Justice in Mexico

JMP hosts NPR’s Carrie Kahn in La Tertulia Speaker Series

NPR Mexico Correspondent Carrie Kahn discusses her work at the Justice in Mexico La Tertulia Speaker Series on February 6.
NPR Mexico Correspondent Carrie Kahn discusses her work at the Justice in Mexico La Tertulia Speaker Series on February 6.

Justice in Mexico was joined this month by National Public Radio’s Mexico City-based correspondent Carrie Kahn as part of its La Tertulia Speaker Series. On February 6, Kahn sat down with University of San Diego students, professors, and local journalists to discuss her work as a reporter and her insight into the security situation in Mexico.

Kahn began by sharing her recent story on the drug tunnels found along the U.S.-Mexico border, and the individuals who are allegedly forced by drug trafficking organizations into building them. The story focuses on one such worker who was arrested along with 16 others, all of whom have now been held in a Tijuana prison for over a year as the case against them unfolds. Kahn discussed the challenges in compiling the story, which took over five months to come together largely because of the difficulties in both tracking down the necessary information and the inaccessibility of talking with the prisoners. While drug tunnels are widely covered in the media, Kahn was curious as to who exactly is behind the building of these tunnels. Commenting on tunnels leading into San Diego, she expressed that “It’s amazing this is happening right here, 12 miles away.”

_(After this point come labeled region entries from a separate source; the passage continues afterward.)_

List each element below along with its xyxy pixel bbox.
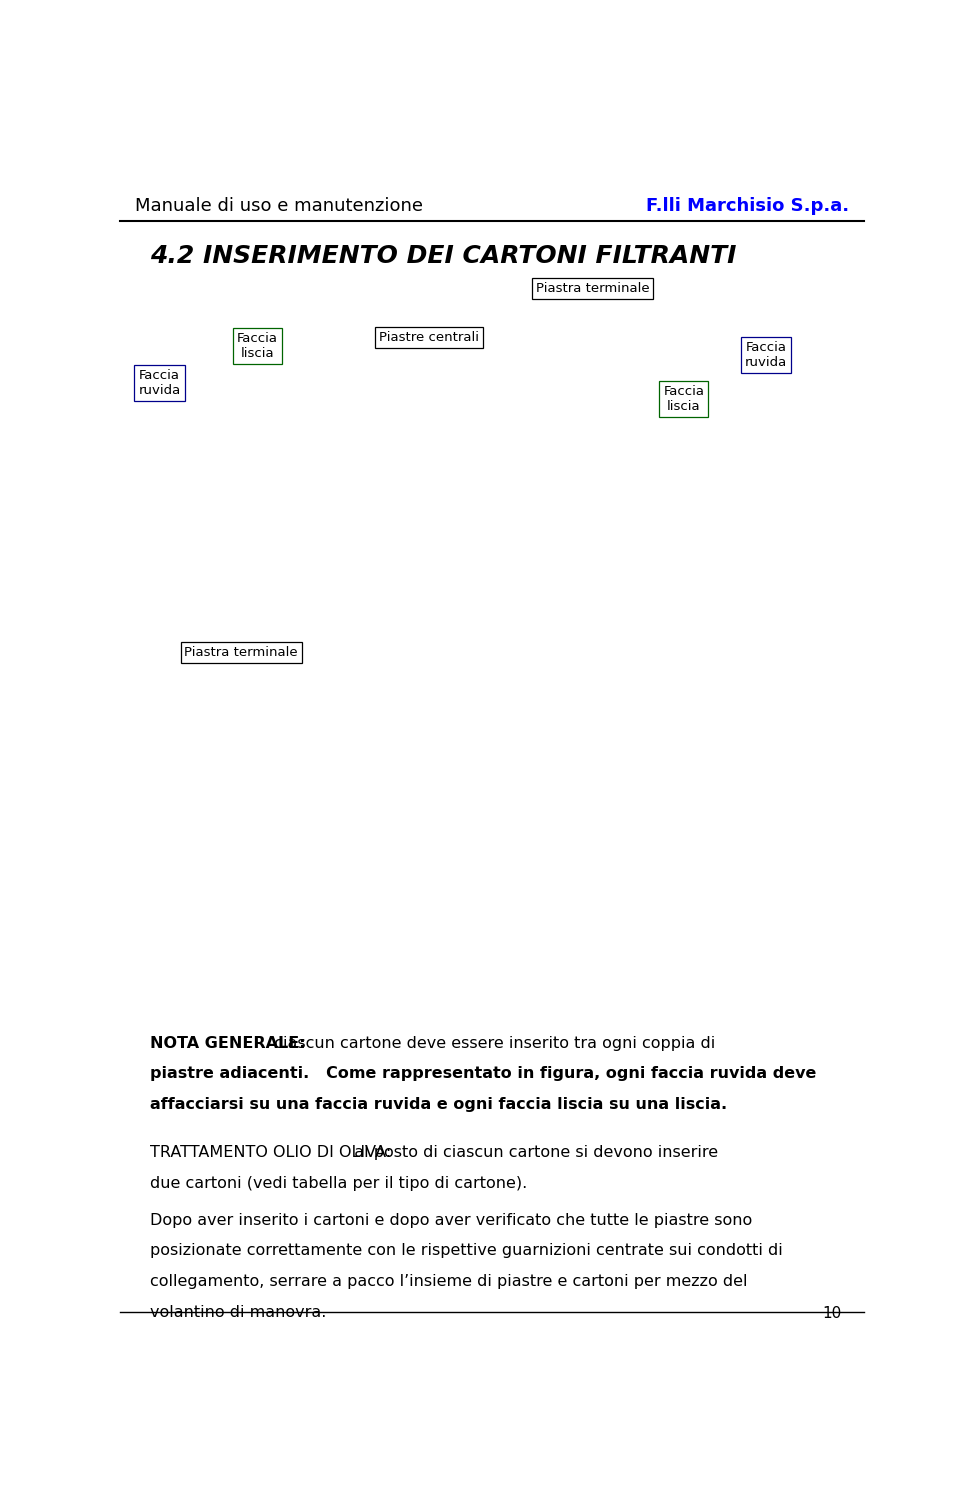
Text: Piastra terminale: Piastra terminale: [536, 282, 649, 296]
Text: 10: 10: [823, 1306, 842, 1321]
Text: Piastra terminale: Piastra terminale: [184, 645, 299, 659]
Text: Faccia
ruvida: Faccia ruvida: [745, 341, 787, 369]
Text: Manuale di uso e manutenzione: Manuale di uso e manutenzione: [134, 198, 422, 216]
Text: affacciarsi su una faccia ruvida e ogni faccia liscia su una liscia.: affacciarsi su una faccia ruvida e ogni …: [150, 1098, 727, 1111]
Text: TRATTAMENTO OLIO DI OLIVA:: TRATTAMENTO OLIO DI OLIVA:: [150, 1145, 391, 1160]
Text: posizionate correttamente con le rispettive guarnizioni centrate sui condotti di: posizionate correttamente con le rispett…: [150, 1243, 782, 1258]
Text: 4.2 INSERIMENTO DEI CARTONI FILTRANTI: 4.2 INSERIMENTO DEI CARTONI FILTRANTI: [150, 244, 736, 267]
Text: Faccia
liscia: Faccia liscia: [663, 385, 705, 413]
Text: due cartoni (vedi tabella per il tipo di cartone).: due cartoni (vedi tabella per il tipo di…: [150, 1176, 527, 1191]
Text: F.lli Marchisio S.p.a.: F.lli Marchisio S.p.a.: [646, 198, 849, 216]
Text: al posto di ciascun cartone si devono inserire: al posto di ciascun cartone si devono in…: [344, 1145, 718, 1160]
Text: Piastre centrali: Piastre centrali: [379, 332, 479, 344]
Text: ciascun cartone deve essere inserito tra ogni coppia di: ciascun cartone deve essere inserito tra…: [264, 1036, 715, 1051]
Text: collegamento, serrare a pacco l’insieme di piastre e cartoni per mezzo del: collegamento, serrare a pacco l’insieme …: [150, 1274, 747, 1289]
Text: Dopo aver inserito i cartoni e dopo aver verificato che tutte le piastre sono: Dopo aver inserito i cartoni e dopo aver…: [150, 1212, 752, 1228]
Text: Faccia
liscia: Faccia liscia: [237, 332, 278, 360]
Text: NOTA GENERALE:: NOTA GENERALE:: [150, 1036, 305, 1051]
Text: piastre adiacenti.   Come rappresentato in figura, ogni faccia ruvida deve: piastre adiacenti. Come rappresentato in…: [150, 1066, 816, 1081]
Text: Faccia
ruvida: Faccia ruvida: [138, 369, 180, 397]
Text: volantino di manovra.: volantino di manovra.: [150, 1304, 326, 1320]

The conversation then shifted to the public security issues challenging Mexico, specifically the ongoing battle in the state of Michoacán between criminal organizations, self-defense groups, and the federal government. After listening to Kahn’s story on Michoacán released in January, she offered her own insight and understanding into the matter, acknowledging that Michoacán’s long history of rebellion and revolution is likely playing into that state’s uprising against criminal activity. She added that Michoacán’s rural landscape makes it difficult for the federal government to utilize its highly technical and advanced equipment to track drug traffickers and trafficking through the mountains. Rather the government is almost forced to rely on the personal, on-the-ground connections that self-defense groups have to maneuver in the terrain. These dynamics add to the already tense and uncertain security situation in Michoacán, though Kahn acknowledged that a number of other places throughout Mexico, most notably Guerrero, are also dealing with confrontations between self-defense and organized crime groups.

The discussion ended with Kahn talking about the economic disparities in Mexico where more than half the country lives in poverty, yet is home to the world’s second wealthiest man, Carlos Slim. Nevertheless, after sharing her recent story on Mexico’s popular skier in the 2014 Sochi Olympics, Kahn concluded, “There’s never a dull a moment in Mexico.”